Ronan Dunne, O2 CEO said: "While the internet is driving economic growth and positively transforming the way we live and work, the simple truth is that, like the ‘offline’ world, the online world comes with risks attached. Risks that need to be acknowledged and faced. Although progress has been made in ensuring young people receive practical online safety advice, our research and experience also suggests that more needs to be done to help parents, particularly those who don’t feel as confident supporting their children in the fast-changing digital world.
“That’s why today we are launching an ambitious partnership with the NSPCC to give parents free expert personalised advice to build their digital competence to help keep their children safe online. It is our hope that this partnership will help parents and their families to make the most of the wonders of the web, safely.”
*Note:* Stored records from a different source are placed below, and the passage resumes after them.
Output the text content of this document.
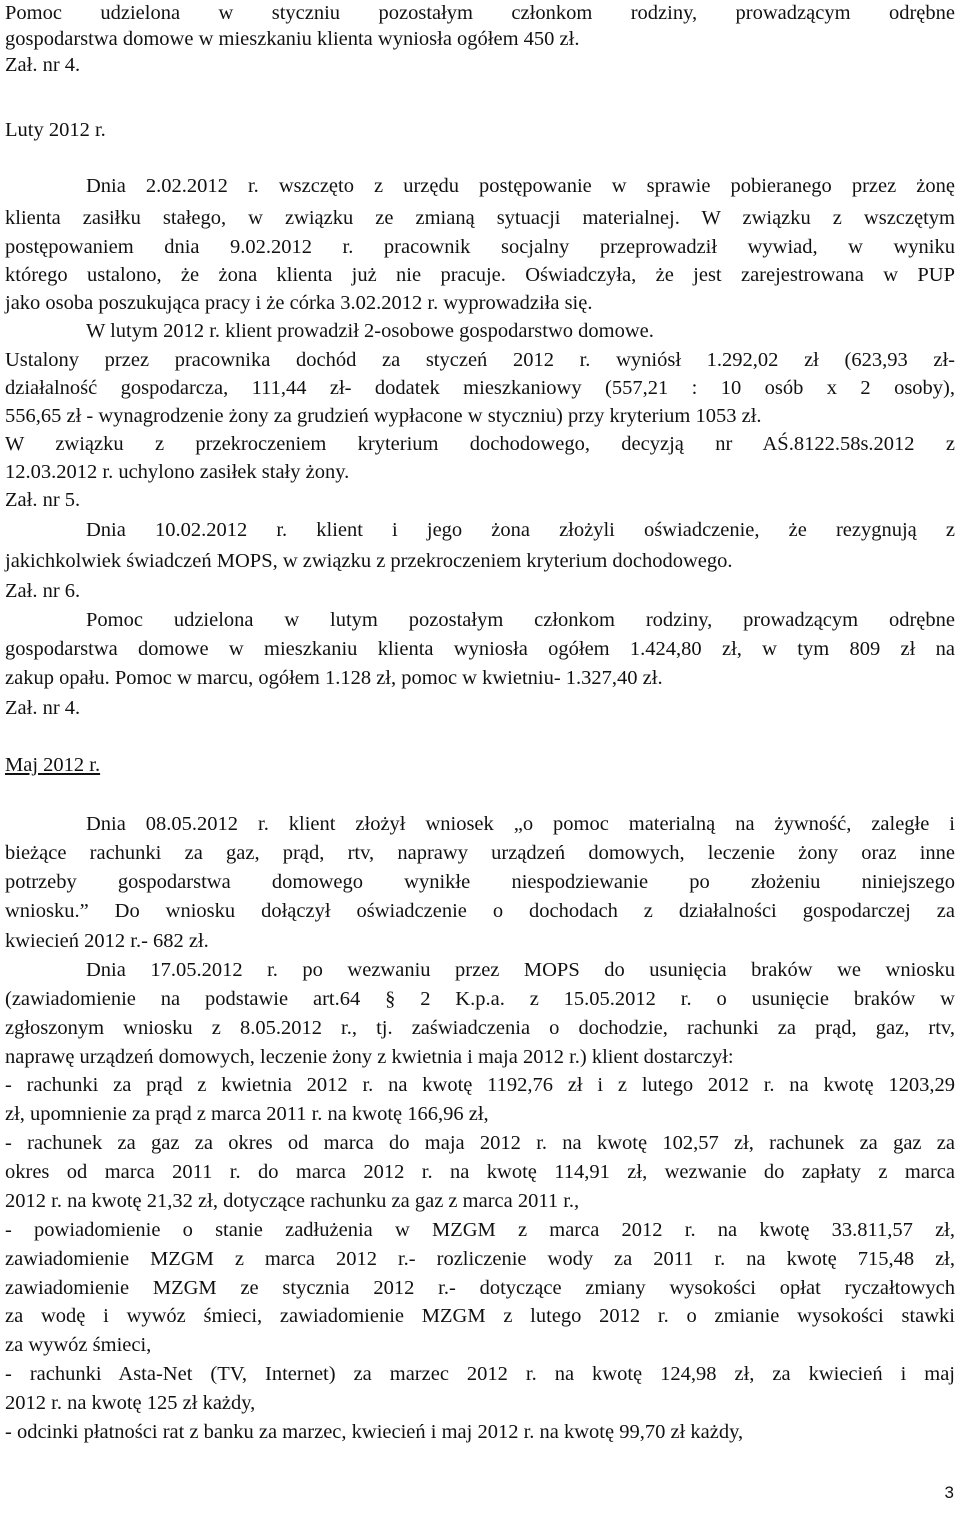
Pomoc udzielona w styczniu pozostałym członkom rodziny, prowadzącym odrębne
gospodarstwa domowe w mieszkaniu klienta wyniosła ogółem 450 zł.
Zał. nr 4.
Luty 2012 r.
Dnia 2.02.2012 r. wszczęto z urzędu postępowanie w sprawie pobieranego przez żonę
klienta zasiłku stałego, w związku ze zmianą sytuacji materialnej. W związku z wszczętym
postępowaniem dnia 9.02.2012 r. pracownik socjalny przeprowadził wywiad, w wyniku
którego ustalono, że żona klienta już nie pracuje. Oświadczyła, że jest zarejestrowana w PUP
jako osoba poszukująca pracy i że córka 3.02.2012 r. wyprowadziła się.
W lutym 2012 r. klient prowadził 2-osobowe gospodarstwo domowe.
Ustalony przez pracownika dochód za styczeń 2012 r. wyniósł 1.292,02 zł (623,93 zł-
działalność gospodarcza, 111,44 zł- dodatek mieszkaniowy (557,21 : 10 osób x 2 osoby),
556,65 zł - wynagrodzenie żony za grudzień wypłacone w styczniu) przy kryterium 1053 zł.
W związku z przekroczeniem kryterium dochodowego, decyzją nr AŚ.8122.58s.2012 z
12.03.2012 r. uchylono zasiłek stały żony.
Zał. nr 5.
Dnia 10.02.2012 r. klient i jego żona złożyli oświadczenie, że rezygnują z
jakichkolwiek świadczeń MOPS, w związku z przekroczeniem kryterium dochodowego.
Zał. nr 6.
Pomoc udzielona w lutym pozostałym członkom rodziny, prowadzącym odrębne
gospodarstwa domowe w mieszkaniu klienta wyniosła ogółem 1.424,80 zł, w tym 809 zł na
zakup opału. Pomoc w marcu, ogółem 1.128 zł, pomoc w kwietniu- 1.327,40 zł.
Zał. nr 4.
Maj 2012 r.
Dnia 08.05.2012 r. klient złożył wniosek „o pomoc materialną na żywność, zaległe i
bieżące rachunki za gaz, prąd, rtv, naprawy urządzeń domowych, leczenie żony oraz inne
potrzeby gospodarstwa domowego wynikłe niespodziewanie po złożeniu niniejszego
wniosku.” Do wniosku dołączył oświadczenie o dochodach z działalności gospodarczej za
kwiecień 2012 r.- 682 zł.
Dnia 17.05.2012 r. po wezwaniu przez MOPS do usunięcia braków we wniosku
(zawiadomienie na podstawie art.64 § 2 K.p.a. z 15.05.2012 r. o usunięcie braków w
zgłoszonym wniosku z 8.05.2012 r., tj. zaświadczenia o dochodzie, rachunki za prąd, gaz, rtv,
naprawę urządzeń domowych, leczenie żony z kwietnia i maja 2012 r.) klient dostarczył:
- rachunki za prąd z kwietnia 2012 r. na kwotę 1192,76 zł i z lutego 2012 r. na kwotę 1203,29
zł, upomnienie za prąd z marca 2011 r. na kwotę 166,96 zł,
- rachunek za gaz za okres od marca do maja 2012 r. na kwotę 102,57 zł, rachunek za gaz za
okres od marca 2011 r. do marca 2012 r. na kwotę 114,91 zł, wezwanie do zapłaty z marca
2012 r. na kwotę 21,32 zł, dotyczące rachunku za gaz z marca 2011 r.,
- powiadomienie o stanie zadłużenia w MZGM z marca 2012 r. na kwotę 33.811,57 zł,
zawiadomienie MZGM z marca 2012 r.- rozliczenie wody za 2011 r. na kwotę 715,48 zł,
zawiadomienie MZGM ze stycznia 2012 r.- dotyczące zmiany wysokości opłat ryczałtowych
za wodę i wywóz śmieci, zawiadomienie MZGM z lutego 2012 r. o zmianie wysokości stawki
za wywóz śmieci,
- rachunki Asta-Net (TV, Internet) za marzec 2012 r. na kwotę 124,98 zł, za kwiecień i maj
2012 r. na kwotę 125 zł każdy,
- odcinki płatności rat z banku za marzec, kwiecień i maj 2012 r. na kwotę 99,70 zł każdy,
3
NSPCC chief executive, Peter Wanless said: “Sadly we know that children up and down the country are struggling because of difficult experiences online. Thousands of young people contact us about issues such as online grooming, cyber bullying and after viewing sites which encourage eating disorders, self-harm and suicide. We need to ensure they are equipped with the necessary skills to protect themselves.
“This is a 21st century problem that will not go away and we need a real focus on teaching young people about staying safe on the internet, which is why we are joining forces with O2. Together we want to help parents recognise that for their children there is often no distinction between the online and offline world. Through our new helpline, workshops and online hub we want to encourage parents to learn more about what they can do to help keep their children safe. We hope that this partnership is just the start and that others will follow suit.”
Baroness Joanna Shields, Minister for Internet Safety and Security, said: "Growing up has never been easy but today the virtual world presents a whole new set of risks which are all too unfamiliar to parents. The challenge of keeping children safe online requires the full support and cooperation of parents, industry, charities and the government. We welcome the NSPCC and O2 partnership which brings together experts on the technology our children use with those who understand the way they use it.
“Government takes safety online seriously and we are standing alongside parents to make sure the internet is safer for children to explore, learn and create fearlessly."